Я всячески демонстрировала нежелание быть рядом с дяди Мишей, не отвечала ему, делала вид, что его не вижу. Я не желала его видеть рядом с нами, ведь у меня был обожаемый папа Лева. К тому же, между первым и вторым арестом, папа был в Москве у своей сестры Нины Анзимировой, которая жила в квартире их отца на Малой Никитской, то есть рядом с Бронной. Как я теперь знаю, он женился на Рене (Ренате) и у них родился сын Владислав. Позже я узнала, что мама иногда встречала Нину, и та как-то рассказала, что к ней приезжал из Парижа родственник, священник в рясе, подпоясанный веревкой. Это был сын ее первого мужа Ивана Родионова, эмигрировавшего вместе с Деникиным или Врангелем, будущий архиепископ Цюрихский владыка Серафим.

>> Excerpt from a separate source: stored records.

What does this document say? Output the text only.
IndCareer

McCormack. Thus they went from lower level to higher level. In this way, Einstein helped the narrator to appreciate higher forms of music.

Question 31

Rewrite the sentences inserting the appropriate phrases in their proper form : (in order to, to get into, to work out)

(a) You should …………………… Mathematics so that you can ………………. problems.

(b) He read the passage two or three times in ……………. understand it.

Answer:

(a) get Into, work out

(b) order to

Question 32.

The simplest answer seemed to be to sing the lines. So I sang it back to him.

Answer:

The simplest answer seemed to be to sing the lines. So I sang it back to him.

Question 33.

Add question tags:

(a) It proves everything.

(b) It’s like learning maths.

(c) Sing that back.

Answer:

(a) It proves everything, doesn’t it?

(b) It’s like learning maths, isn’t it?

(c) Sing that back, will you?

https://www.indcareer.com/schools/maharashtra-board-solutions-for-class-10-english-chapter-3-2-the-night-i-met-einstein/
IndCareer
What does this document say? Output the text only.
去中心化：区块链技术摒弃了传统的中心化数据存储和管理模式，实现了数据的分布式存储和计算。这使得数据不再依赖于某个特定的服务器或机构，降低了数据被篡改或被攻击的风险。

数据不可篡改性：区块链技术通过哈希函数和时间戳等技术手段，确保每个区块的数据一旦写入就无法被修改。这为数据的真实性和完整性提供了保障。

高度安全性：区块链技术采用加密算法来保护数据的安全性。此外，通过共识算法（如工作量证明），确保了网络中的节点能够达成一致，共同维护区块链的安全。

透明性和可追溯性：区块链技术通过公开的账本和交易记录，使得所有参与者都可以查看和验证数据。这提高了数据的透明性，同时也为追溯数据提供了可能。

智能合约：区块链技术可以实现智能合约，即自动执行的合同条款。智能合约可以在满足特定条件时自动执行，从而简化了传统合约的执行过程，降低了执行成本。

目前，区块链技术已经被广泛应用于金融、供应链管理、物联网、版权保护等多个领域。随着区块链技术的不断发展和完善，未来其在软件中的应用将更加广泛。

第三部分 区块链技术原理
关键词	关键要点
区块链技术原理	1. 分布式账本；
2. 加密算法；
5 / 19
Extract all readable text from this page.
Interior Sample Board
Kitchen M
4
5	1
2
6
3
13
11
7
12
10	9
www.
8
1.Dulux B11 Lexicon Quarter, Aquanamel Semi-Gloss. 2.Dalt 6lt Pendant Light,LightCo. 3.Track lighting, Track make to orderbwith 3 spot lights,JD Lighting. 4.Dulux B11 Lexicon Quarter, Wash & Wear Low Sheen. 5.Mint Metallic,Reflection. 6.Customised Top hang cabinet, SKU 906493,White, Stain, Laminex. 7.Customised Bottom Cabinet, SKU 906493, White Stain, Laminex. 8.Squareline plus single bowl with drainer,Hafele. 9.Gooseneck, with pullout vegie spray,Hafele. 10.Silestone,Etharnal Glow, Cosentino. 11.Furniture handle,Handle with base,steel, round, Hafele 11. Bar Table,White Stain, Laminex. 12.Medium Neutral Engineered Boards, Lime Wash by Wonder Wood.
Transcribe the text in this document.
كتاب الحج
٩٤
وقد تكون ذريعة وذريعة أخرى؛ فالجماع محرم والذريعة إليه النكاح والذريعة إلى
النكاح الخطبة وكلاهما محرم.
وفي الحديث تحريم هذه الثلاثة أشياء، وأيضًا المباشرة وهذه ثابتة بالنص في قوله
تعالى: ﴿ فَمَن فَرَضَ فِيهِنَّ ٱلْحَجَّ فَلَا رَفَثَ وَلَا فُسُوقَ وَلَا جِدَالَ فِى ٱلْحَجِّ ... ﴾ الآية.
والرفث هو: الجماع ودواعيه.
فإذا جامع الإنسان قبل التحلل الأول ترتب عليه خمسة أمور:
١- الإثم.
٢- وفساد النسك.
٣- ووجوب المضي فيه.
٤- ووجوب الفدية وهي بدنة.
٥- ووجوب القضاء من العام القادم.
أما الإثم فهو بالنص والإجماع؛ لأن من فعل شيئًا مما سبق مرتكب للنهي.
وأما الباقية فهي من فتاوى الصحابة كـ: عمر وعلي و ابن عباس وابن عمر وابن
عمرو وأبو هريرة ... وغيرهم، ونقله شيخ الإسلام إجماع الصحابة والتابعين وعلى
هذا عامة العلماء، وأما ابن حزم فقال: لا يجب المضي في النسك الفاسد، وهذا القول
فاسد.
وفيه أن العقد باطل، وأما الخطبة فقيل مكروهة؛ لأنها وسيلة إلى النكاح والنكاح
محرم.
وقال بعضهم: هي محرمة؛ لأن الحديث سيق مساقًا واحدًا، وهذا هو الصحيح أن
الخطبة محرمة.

Мама не желала видеть моего папу, но дядя Миша всё время тайно от жены встречался с ним и регулярно подкидывал ему деньги, поскольку папа уже был уволен из Министерства железнодорожного транспорта и остался безработным. Дядя Миша постепенно завоевал мое сердце, тем более, что папа Лёва совсем исчез. Как оказалось позже, в 1937 году он был арестован и почти сразу же расстрелян, как «враг народа».
В нашу двенадцатиметровую комнату на Бронной мама ухитрилась втиснуть грушевое пианино фирмы «Рёниш», которое ей дедушка Кузя купил на Международной выставке-ярмарке в Нижнем Новгороде. На этом инструменте пытались позже учить музыке меня, ещё позже - моего сына Андрюшу. Было в комнате тесно, но рядом были Патриаршие пруды, следовательно - каток, где я научилась кататься на коньках без особой техники и красоты.